By Jerril Rechter, VicHealth CEO
The theme for this year's International Women's Day 8 March is 'equality for women is progress for all'. But how far have we really come over the past 12 months? In some areas it feels like we're going backwards.
Sadly, recent figures also show Australian women are 2.5 times more likely to experience violence from a partner than men. One woman in three will be assaulted in her lifetime.
Every week, women lose their lives to violent partners, and in the tragic case of Luke Batty, sometimes children are killed as well. This just underlines the extreme importance of making preventing violence before it happens a matter of national urgency.
Even though we have all been affected by the tragedies that continue to occur, we have many positive stories to tell about 2013 as well.

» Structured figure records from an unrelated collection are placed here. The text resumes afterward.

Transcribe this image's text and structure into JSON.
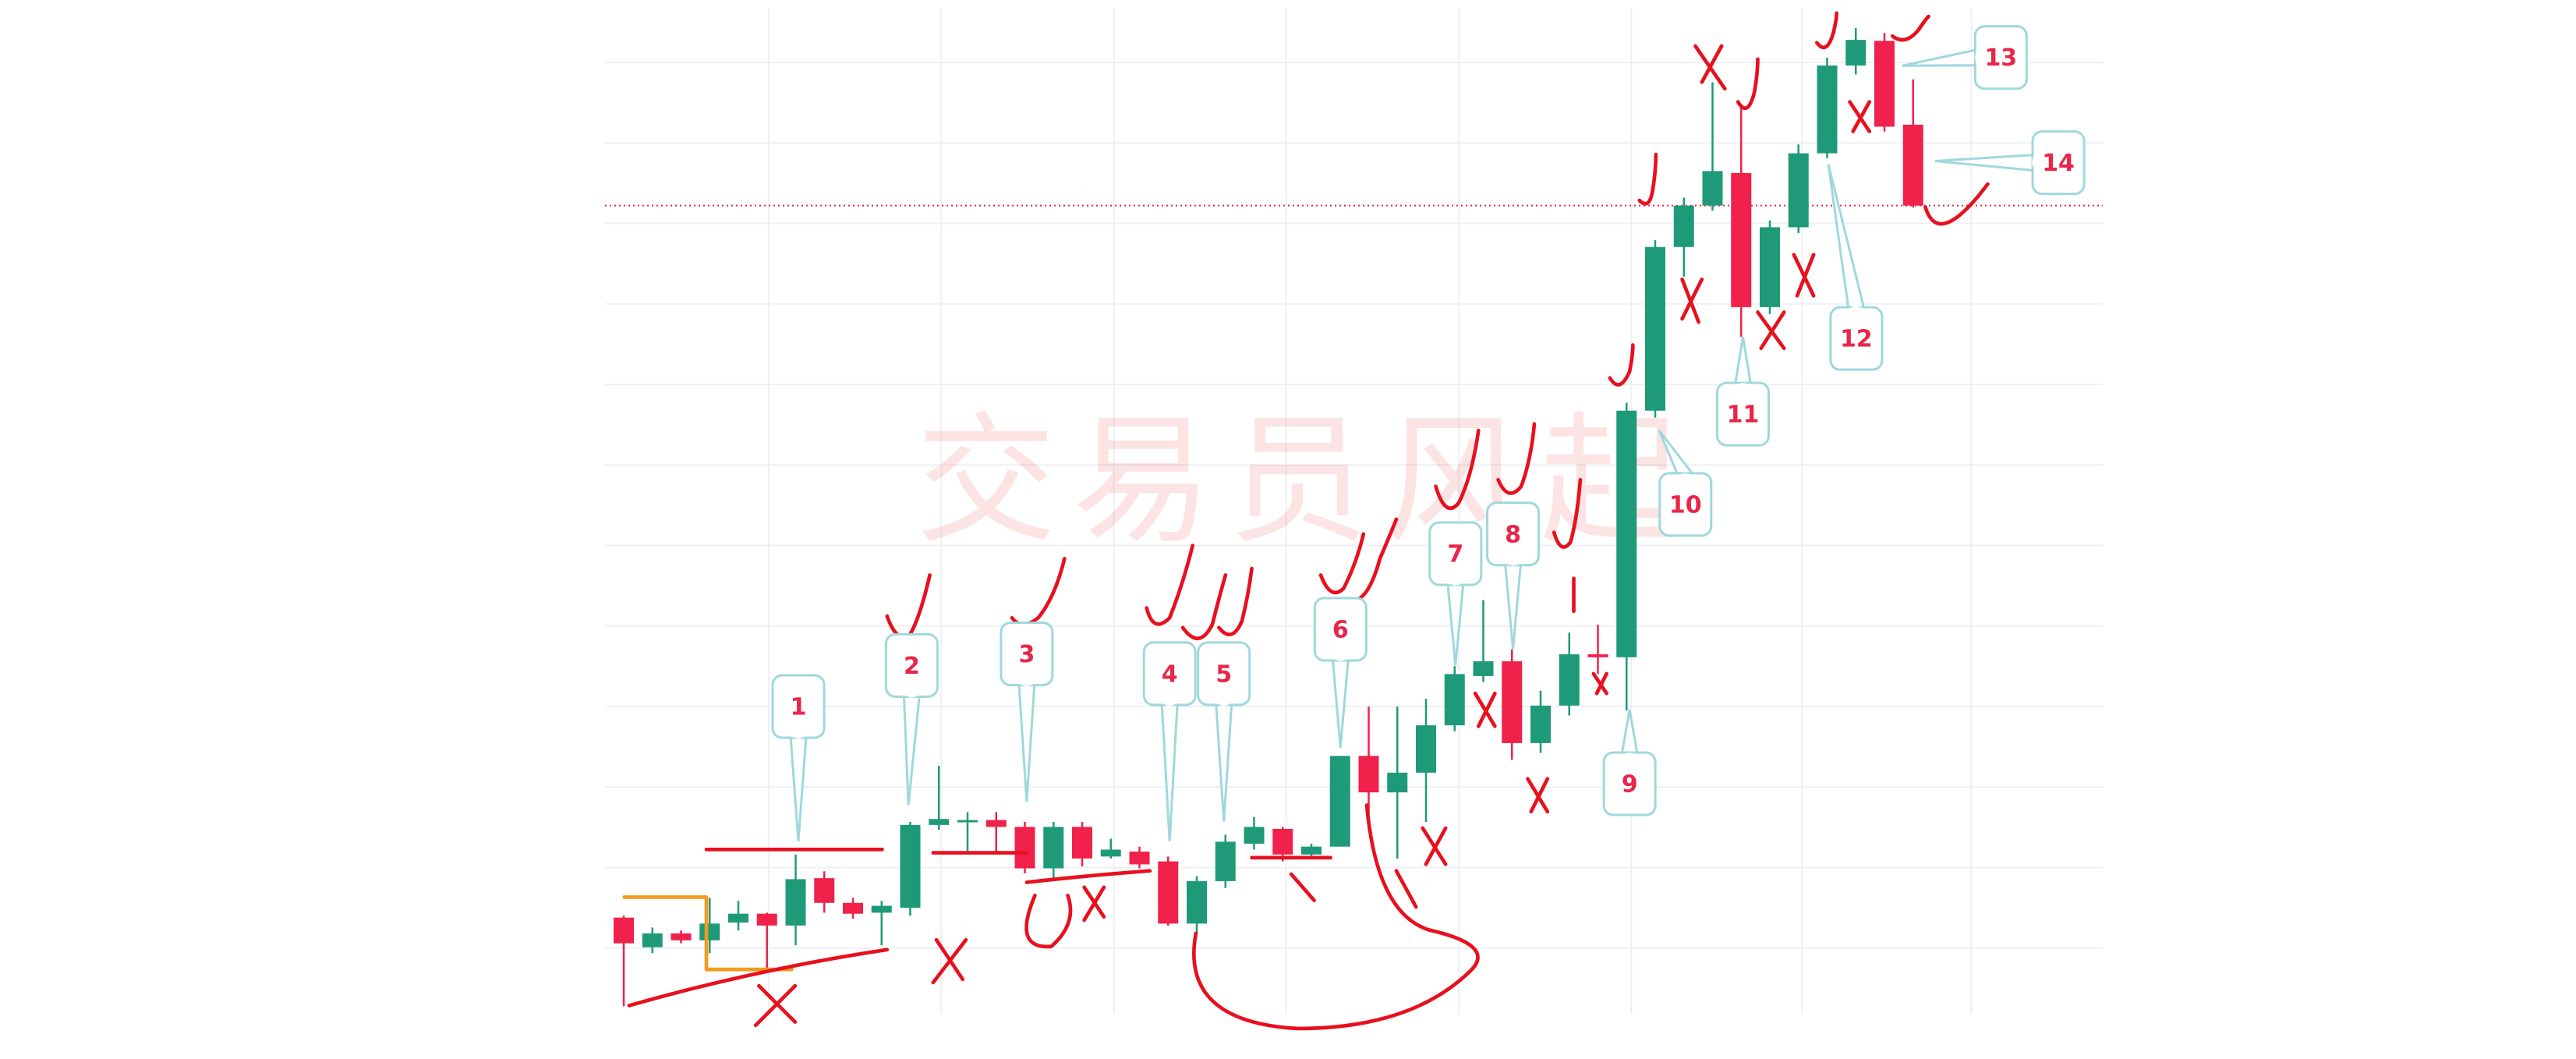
{
  "chart_data": {
    "type": "candlestick",
    "watermark": "交易员风起",
    "open": [
      10.3,
      7.3,
      8.7,
      8,
      9.8,
      10.7,
      9.5,
      14.3,
      11.8,
      10.8,
      11.3,
      19.7,
      20,
      20.2,
      19.5,
      15.3,
      19.5,
      16.5,
      17,
      16,
      9.7,
      14,
      17.8,
      19.3,
      16.7,
      17.5,
      26.7,
      23,
      25,
      29.8,
      34.8,
      36.3,
      28,
      31.8,
      37,
      36.7,
      61.7,
      78.3,
      82.5,
      85.8,
      72.2,
      80.3,
      87.8,
      96.7,
      99.2,
      90.7
    ],
    "high": [
      10.5,
      9.3,
      9,
      12.3,
      12,
      10.8,
      16.7,
      15,
      12.3,
      12,
      20,
      25.7,
      21,
      21,
      20,
      20,
      20,
      18.3,
      17.5,
      16.5,
      14.5,
      18.7,
      20.5,
      19.5,
      17.8,
      26.7,
      31.7,
      31.7,
      32.5,
      35.8,
      42.5,
      37.5,
      33.3,
      39.2,
      40,
      62.5,
      79,
      83.3,
      95,
      92.5,
      81,
      88.7,
      97.5,
      100.5,
      100,
      95.3
    ],
    "low": [
      1.3,
      6.7,
      7.7,
      6.7,
      9,
      5,
      7.5,
      10.8,
      10.2,
      7.5,
      10.5,
      19.2,
      17,
      17,
      14.8,
      14.2,
      15.5,
      16.3,
      15.3,
      9.5,
      8.7,
      13.3,
      17.2,
      16,
      16.3,
      17.5,
      19.2,
      16.3,
      20,
      29.2,
      34.2,
      26.3,
      27,
      30.8,
      35,
      31.3,
      61,
      75.3,
      82,
      69.2,
      71.5,
      79.7,
      87.3,
      95.8,
      90,
      82.3
    ],
    "close": [
      7.7,
      8.7,
      8,
      9.7,
      10.7,
      9.5,
      14.2,
      11.8,
      10.7,
      11.5,
      19.7,
      20.3,
      20.2,
      19.5,
      15.3,
      19.5,
      16.3,
      17.2,
      15.7,
      9.7,
      14,
      18,
      19.5,
      16.7,
      17.5,
      26.7,
      23,
      25,
      29.8,
      35,
      36.3,
      28,
      31.8,
      37,
      36.7,
      61.7,
      78.3,
      82.5,
      86,
      72.2,
      80.3,
      87.8,
      96.7,
      99.3,
      90.5,
      82.5
    ],
    "up_color": "#1f9a78",
    "down_color": "#f0214a",
    "ylim": [
      0,
      102
    ],
    "grid": true,
    "price_line": 82.5,
    "price_line_color": "#e8264a",
    "callouts": [
      "1",
      "2",
      "3",
      "4",
      "5",
      "6",
      "7",
      "8",
      "9",
      "10",
      "11",
      "12",
      "13",
      "14"
    ]
  }
}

As well as the establishment of the National Foundation to Prevent Violence Against Women and their Children, we've also seen amazing public support for ending violence against women, particularly from male leaders like Chief Commissioner Ken Lay.
The public's outpouring of grief following Rosie Batty's heartfelt statement that family violence happens to anyone, shows we are ready for change. We are ready to prevent family violence by building a community where it doesn't happen.
Later this year, VicHealth will release the most comprehensive research on Australian community attitudes to violence against women and gender inequality ever undertaken. Then we will know just how far we've come and how far we've got to go.
Until then, we look forward to working with the community to make this year a better year for equality and the health of our sisters, mothers, daughters, colleagues and friends.